Recently declassified documents from Israeli state archives reveal concern from Israel’s first cabinet, in 1948, over reports of atrocities committed by the nascent IDF, and what could be done to bring them to a stop. In the left-wing Israeli daily Haaretz, these documents have given rise to handwringing over the nakba (Arabic for “catastrophe”)—as Palestinians call the creation of the Jewish state. But, according to Uri Misgav, none of the information in these documents about alleged war crimes is verifiable. Moreover, no discussion of the period can be undertaken without examining the massacres and expulsions that are all too verifiable. For instance:
Kibbutz Kfar Etzion fell on May 13, 1948, the day before the termination of the British Mandate; 242 members of the kibbutz and [Haganah] fighters were killed in the battle. A few dozen more fighters and civilians, including women, were slaughtered by Palestinian fighters after the battle had been decided; only four managed to flee. The three other kibbutzim in the area surrendered, and their residents were spared a slaughter thanks only to the intervention of Jordan’s Arab Legion, which took them to POW camps in Jordan. Immediately afterward, the four settlements were razed to the ground.

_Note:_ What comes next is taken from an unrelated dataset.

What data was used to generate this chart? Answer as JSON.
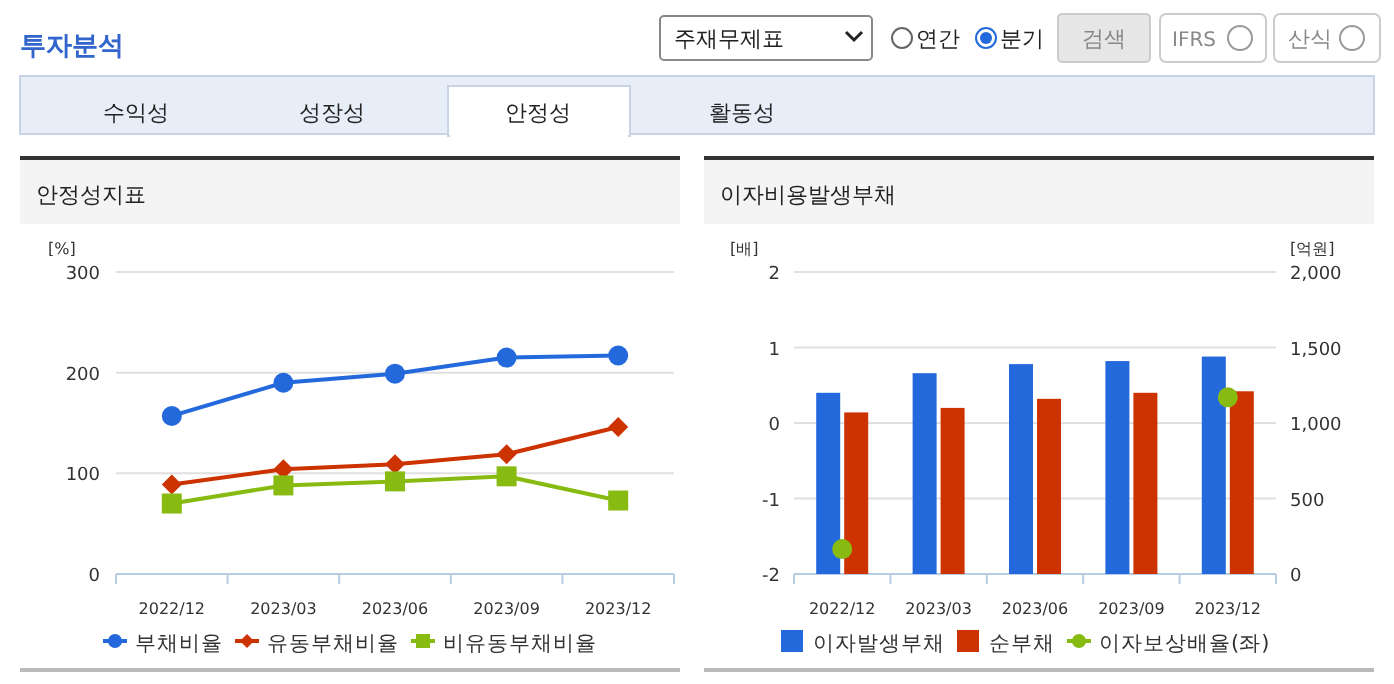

In the total war of existence that began to rage in Palestine following the adoption of the United Nations partition resolution of November 1947, that was the certain fate of every Jewish settlement that fell to the Arabs: the killing of fighters and civilians alike, mutilation of their bodies, looting of property, and destruction of the houses and other buildings. The pattern repeated itself at Beit Ha’arava, Nitzanim, Moshav Atarot, in Jewish neighborhoods of Jerusalem that were attacked, and in other mixed cities.

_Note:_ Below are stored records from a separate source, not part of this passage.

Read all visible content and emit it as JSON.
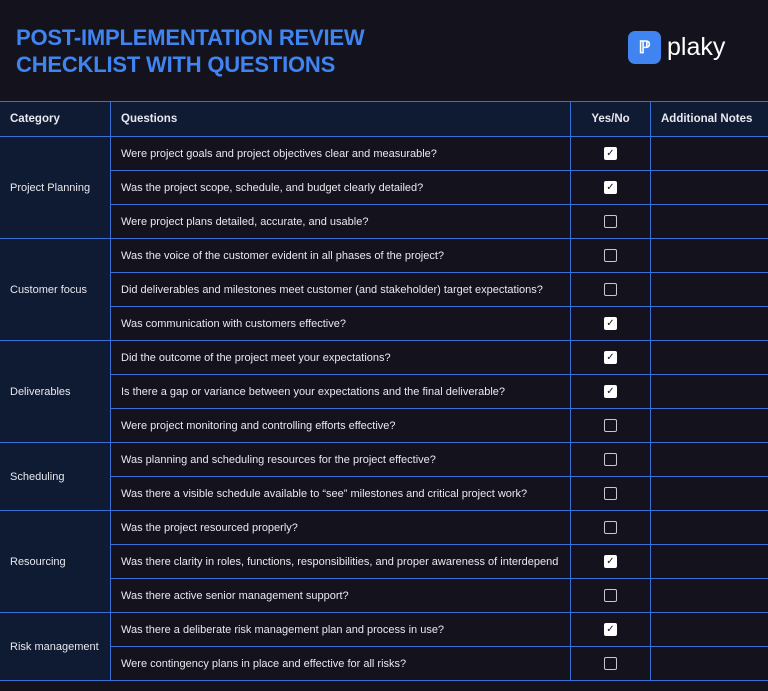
{
  "title_line1": "POST-IMPLEMENTATION REVIEW",
  "title_line2": "CHECKLIST WITH QUESTIONS",
  "logo_text": "plaky",
  "headers": {
    "category": "Category",
    "questions": "Questions",
    "yesno": "Yes/No",
    "notes": "Additional Notes"
  },
  "groups": [
    {
      "category": "Project Planning",
      "rows": [
        {
          "q": "Were project goals and project objectives clear and measurable?",
          "checked": true
        },
        {
          "q": "Was the project scope, schedule, and budget clearly detailed?",
          "checked": true
        },
        {
          "q": "Were project plans detailed, accurate, and usable?",
          "checked": false
        }
      ]
    },
    {
      "category": "Customer focus",
      "rows": [
        {
          "q": "Was the voice of the customer evident in all phases of the project?",
          "checked": false
        },
        {
          "q": "Did deliverables and milestones meet customer (and stakeholder) target expectations?",
          "checked": false
        },
        {
          "q": "Was communication with customers effective?",
          "checked": true
        }
      ]
    },
    {
      "category": "Deliverables",
      "rows": [
        {
          "q": "Did the outcome of the project meet your expectations?",
          "checked": true
        },
        {
          "q": "Is there a gap or variance between your expectations and the final deliverable?",
          "checked": true
        },
        {
          "q": "Were project monitoring and controlling efforts effective?",
          "checked": false
        }
      ]
    },
    {
      "category": "Scheduling",
      "rows": [
        {
          "q": "Was planning and scheduling resources for the project effective?",
          "checked": false
        },
        {
          "q": "Was there a visible schedule available to “see” milestones and critical project work?",
          "checked": false
        }
      ]
    },
    {
      "category": "Resourcing",
      "rows": [
        {
          "q": "Was the project resourced properly?",
          "checked": false
        },
        {
          "q": "Was there clarity in roles, functions, responsibilities, and proper awareness of interdepend",
          "checked": true
        },
        {
          "q": "Was there active senior management support?",
          "checked": false
        }
      ]
    },
    {
      "category": "Risk management",
      "rows": [
        {
          "q": "Was there a deliberate risk management plan and process in use?",
          "checked": true
        },
        {
          "q": "Were contingency plans in place and effective for all risks?",
          "checked": false
        }
      ]
    }
  ]
}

It was a life-and-death war, brutal and bloody. The Jewish community lost fully 1 percent of its population (6,000 killed out of a population of 600,000), and a tenth of the remainder became refugees in their own country.
However, with time’s passage, it has become politically incorrect to talk about Jewish fighters who were killed (some of them were young, others were older and had families; there were new immigrants with no military training who hadn’t even managed to learn Hebrew, Holocaust survivors, women, and in some cases teenagers), or about civilians who were murdered or settlements that were evacuated and destroyed, and whose residents became refugees.
Today there is apparently only the nakba: it consists of the killing and expulsion of Arabs, Palestinian villages that were destroyed, and Palestinian refugees. This historiographic distortion, with its absurd and immoral lack of symmetry, is the apple of the eyes of certain circles in Israel, Arabs and Jews alike.